Let $\{\mathcal{F}_n \}_{n \in \mathbb{N}}$ denotee a filtration with $\mathcal{F}_n \subset \mathcal{F}$ for all $n\in \mathbb{N}$, on the probability space $(\Omega,\mathcal{F},P)$. If $X$ is a square integrable random variable, what can one say, for $m<n$, about the ratio $$\frac{\mathrm{E}[\mathrm{Var}[X\mid \mathcal{F}_n]]} {\mathrm{E}[\mathrm{Var}[X\mid \mathcal{F}_m]]}\ ?$$
My try:
Consider $Y_n=\mathrm{Var}(X \mid \mathcal{F}_{n})$ for every $n \in\mathbb N$, then
$$\mathrm{E}[Y_{n+1}\mid\mathcal{F}_{n}]=\mathrm{E}[\mathrm{Var}(X \mid \mathcal{F}_{n+1})\mid\mathcal{F}_{n}]=\mathrm{E}[\mathrm{E}[(X-\mathrm{E}[X\mid\mathcal{F}_{n+1})^2\mid\mathcal{F}_{n+1}]\mid\mathcal{F}_n]$$ $$=\mathrm{E}[(X-\mathrm{E}[X\mid\mathcal{F}_{n+1}])^2\mid\mathcal{F}_n]= \mathrm{E}[X^2-2X\mathrm{E}[X\mid \mathcal{F}_{n+1}]+\mathrm{E}[X\mid\mathcal{F}_{n+1}]^2\mid\mathcal{F}_n]= $$ $$\mathrm{E}[X^2\mid\mathcal{F}_n]-\mathrm{E}[2X\mathrm{E}[X\mid \mathcal{F}_{n+1}]\mid\mathcal{F}_n]+\mathrm{E}[\mathrm{E}[X\mid\mathcal{F}_{n+1}]^2\mid\mathcal{F}_n]= X^2-2X^2+\mathrm{E}[\mathrm{E}[X\mid\mathcal{F}_{n+1}]^2\mid\mathcal{F}_n] $$ I don't know how to go on
Recall that, for a general $\mathcal{A}$ sigma algebra, $$Var[X\vert \mathcal{A}] = \mathbb{E}[(X-\mathbb{E}[X\vert \mathcal{A}])^2\vert \mathcal{A}] = \mathbb{E}[X^2\vert \mathcal{A}] - \mathbb{E}[X\vert\mathcal{A}]^2$$ So you have $$\mathbb{E}[Var[X\vert \mathcal{F}_n]] = \mathbb{E}[X^2]-\mathbb{E}[\mathbb{E}[X\vert\mathcal{F}_n]^2]$$ Now let $Z_n=\mathbb{E}[X\vert \mathcal{F}_n]^2$. Since $\{\mathbb{E}[X\vert \mathcal{F}_n]\}_n$ is a martingale, $Z_n$ is a submartingale, so $\mathbb{E}[Z_n]\geq \mathbb{E}[Z_m]$ for $n>m$. Therefore $$\mathbb{E}[X^2]-\mathbb{E}[Z_n] \leq \mathbb{E}[X^2]-\mathbb{E}[Z_m]$$ which gives you $$ \dfrac{\mathbb{E}[Var[X\vert \mathcal{F}_n]]}{\mathbb{E}[Var[X\vert \mathcal{F}_m]]}\leq 1$$ I don't know if this answers your problem completely.
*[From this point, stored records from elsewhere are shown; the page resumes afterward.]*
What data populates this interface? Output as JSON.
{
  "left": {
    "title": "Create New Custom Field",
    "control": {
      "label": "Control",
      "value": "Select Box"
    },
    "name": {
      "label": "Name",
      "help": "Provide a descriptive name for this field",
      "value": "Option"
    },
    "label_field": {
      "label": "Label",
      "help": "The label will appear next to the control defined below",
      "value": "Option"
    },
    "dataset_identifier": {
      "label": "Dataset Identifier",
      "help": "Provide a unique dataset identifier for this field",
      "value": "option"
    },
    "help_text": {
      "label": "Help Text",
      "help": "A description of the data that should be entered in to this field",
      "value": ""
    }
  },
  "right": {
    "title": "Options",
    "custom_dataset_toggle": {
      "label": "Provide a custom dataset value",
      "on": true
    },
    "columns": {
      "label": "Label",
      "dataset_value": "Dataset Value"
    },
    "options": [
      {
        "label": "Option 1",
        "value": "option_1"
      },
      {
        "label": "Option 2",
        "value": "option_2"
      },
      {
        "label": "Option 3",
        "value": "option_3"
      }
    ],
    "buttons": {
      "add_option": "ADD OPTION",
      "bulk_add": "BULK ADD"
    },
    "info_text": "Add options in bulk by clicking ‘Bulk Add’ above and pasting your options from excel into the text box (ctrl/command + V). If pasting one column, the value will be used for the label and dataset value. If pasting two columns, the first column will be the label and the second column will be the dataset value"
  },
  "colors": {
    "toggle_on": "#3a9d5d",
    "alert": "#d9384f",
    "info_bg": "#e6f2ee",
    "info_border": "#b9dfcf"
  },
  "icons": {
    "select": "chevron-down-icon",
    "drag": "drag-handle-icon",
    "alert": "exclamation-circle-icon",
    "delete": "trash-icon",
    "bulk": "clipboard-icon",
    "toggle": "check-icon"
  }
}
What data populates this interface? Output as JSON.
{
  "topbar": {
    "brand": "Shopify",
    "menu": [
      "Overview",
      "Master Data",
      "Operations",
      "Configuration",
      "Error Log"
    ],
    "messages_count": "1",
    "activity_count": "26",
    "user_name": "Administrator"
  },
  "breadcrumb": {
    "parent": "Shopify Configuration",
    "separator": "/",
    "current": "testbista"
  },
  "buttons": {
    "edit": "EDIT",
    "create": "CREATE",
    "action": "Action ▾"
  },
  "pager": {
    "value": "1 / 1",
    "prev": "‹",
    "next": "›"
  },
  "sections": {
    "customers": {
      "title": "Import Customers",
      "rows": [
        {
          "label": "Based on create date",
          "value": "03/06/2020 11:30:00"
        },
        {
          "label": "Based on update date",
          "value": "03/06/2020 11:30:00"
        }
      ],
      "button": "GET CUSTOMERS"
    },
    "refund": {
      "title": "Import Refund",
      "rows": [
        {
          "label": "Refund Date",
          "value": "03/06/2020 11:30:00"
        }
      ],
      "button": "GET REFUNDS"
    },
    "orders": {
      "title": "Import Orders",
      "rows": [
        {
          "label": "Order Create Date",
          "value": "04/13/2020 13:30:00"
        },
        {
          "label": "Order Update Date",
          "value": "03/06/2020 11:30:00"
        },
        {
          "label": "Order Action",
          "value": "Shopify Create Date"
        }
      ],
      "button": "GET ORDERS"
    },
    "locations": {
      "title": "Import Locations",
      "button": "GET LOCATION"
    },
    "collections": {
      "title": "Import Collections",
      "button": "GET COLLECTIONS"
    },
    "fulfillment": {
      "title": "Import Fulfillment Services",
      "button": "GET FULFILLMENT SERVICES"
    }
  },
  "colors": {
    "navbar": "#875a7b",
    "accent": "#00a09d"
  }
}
I think better results can be achieved, for example probably the sequence $Y_n=Var[X\vert \mathcal{F}_n]$ is a supermartingale, and maybe under suitable hypothesis it can also be shown that it converges a.s. to $Var(X)$, which implies that the ratio tends to $1$ as $m, n\to \infty$.